Putting it all together

Airflow DAG integrates all the tasks we’ve described as a ML workflow. Airflow DAG is a Python script where you express individual tasks with Airflow operators, set task dependencies, and associate the tasks to the DAG to run on demand or at a scheduled interval. The Airflow DAG script is divided into following sections. 1. Set DAG with parameters such as schedule interval, concurrency, etc.

dag = DAG(
    dag_id='sagemaker-ml-pipeline',
    default_args=args,
    schedule_interval=None,
    concurrency=1,
    max_active_runs=1,
    user_defined_filters={'tojson': lambda s: JSONEncoder().encode(s)}
)
  1. Set up training, tuning, and inference configurations for each operator using Amazon SageMaker Python SDK for Airflow
  2. Create individual tasks with Airflow operators that define trigger rules and associate them with the DAG object. Refer to the previous section for defining these individual tasks.
  3. Specify task dependencies.

    init.set_downstream(preprocess_task)
    preprocess_task.set_downstream(prepare_task)
    prepare_task.set_downstream(branching)
    branching.set_downstream(tune_model_task)
    branching.set_downstream(train_model_task)
    tune_model_task.set_downstream(batch_transform_task)
    train_model_task.set_downstream(batch_transform_task)
    batch_transform_task.set_downstream(cleanup_task)
    

After the DAG is ready, deploy it to the Airflow DAG repository using CI/CD pipelines.
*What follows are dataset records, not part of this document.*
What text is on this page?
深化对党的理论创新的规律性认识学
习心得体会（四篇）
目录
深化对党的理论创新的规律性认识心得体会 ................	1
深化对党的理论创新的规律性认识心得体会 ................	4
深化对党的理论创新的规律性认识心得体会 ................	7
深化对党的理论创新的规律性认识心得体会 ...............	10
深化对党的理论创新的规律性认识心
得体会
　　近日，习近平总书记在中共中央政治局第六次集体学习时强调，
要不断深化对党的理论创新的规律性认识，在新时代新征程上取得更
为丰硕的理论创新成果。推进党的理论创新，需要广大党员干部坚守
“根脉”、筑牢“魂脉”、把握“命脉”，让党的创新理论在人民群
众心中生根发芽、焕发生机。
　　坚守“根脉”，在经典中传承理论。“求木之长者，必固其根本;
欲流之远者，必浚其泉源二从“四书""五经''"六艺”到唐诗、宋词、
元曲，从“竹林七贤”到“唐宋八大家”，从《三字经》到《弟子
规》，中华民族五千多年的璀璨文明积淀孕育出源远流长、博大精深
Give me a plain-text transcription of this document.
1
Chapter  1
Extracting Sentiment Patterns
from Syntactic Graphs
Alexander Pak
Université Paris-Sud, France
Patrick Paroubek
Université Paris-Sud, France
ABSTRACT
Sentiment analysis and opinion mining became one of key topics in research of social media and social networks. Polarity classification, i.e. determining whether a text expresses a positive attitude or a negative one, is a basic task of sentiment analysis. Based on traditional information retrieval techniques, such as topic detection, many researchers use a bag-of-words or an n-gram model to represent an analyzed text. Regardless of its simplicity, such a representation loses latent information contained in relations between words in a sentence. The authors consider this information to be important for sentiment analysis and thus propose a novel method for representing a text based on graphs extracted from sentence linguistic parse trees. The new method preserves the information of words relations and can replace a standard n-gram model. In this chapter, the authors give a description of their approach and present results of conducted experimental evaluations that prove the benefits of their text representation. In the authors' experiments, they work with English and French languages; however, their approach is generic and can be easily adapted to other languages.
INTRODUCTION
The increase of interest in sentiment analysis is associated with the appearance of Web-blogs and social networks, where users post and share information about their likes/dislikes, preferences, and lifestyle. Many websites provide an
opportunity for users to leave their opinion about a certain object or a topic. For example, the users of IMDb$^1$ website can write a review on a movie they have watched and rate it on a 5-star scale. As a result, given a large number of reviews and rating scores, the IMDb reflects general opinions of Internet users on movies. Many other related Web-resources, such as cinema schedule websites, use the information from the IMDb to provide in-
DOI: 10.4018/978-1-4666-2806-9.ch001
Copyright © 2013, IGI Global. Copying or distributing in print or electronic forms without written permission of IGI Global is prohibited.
If you followed the setup outlined in Airflow setup, the CloudFormation stack deployed to install Airflow components will add the Airflow DAG to the repository on the Airflow instance that has the ML workflow for building the recommender system.

Personalize

After triggering the DAG on demand or on a schedule, you can monitor the DAG in multiple ways: tree view, graph view, Gantt chart, task instance logs, etc.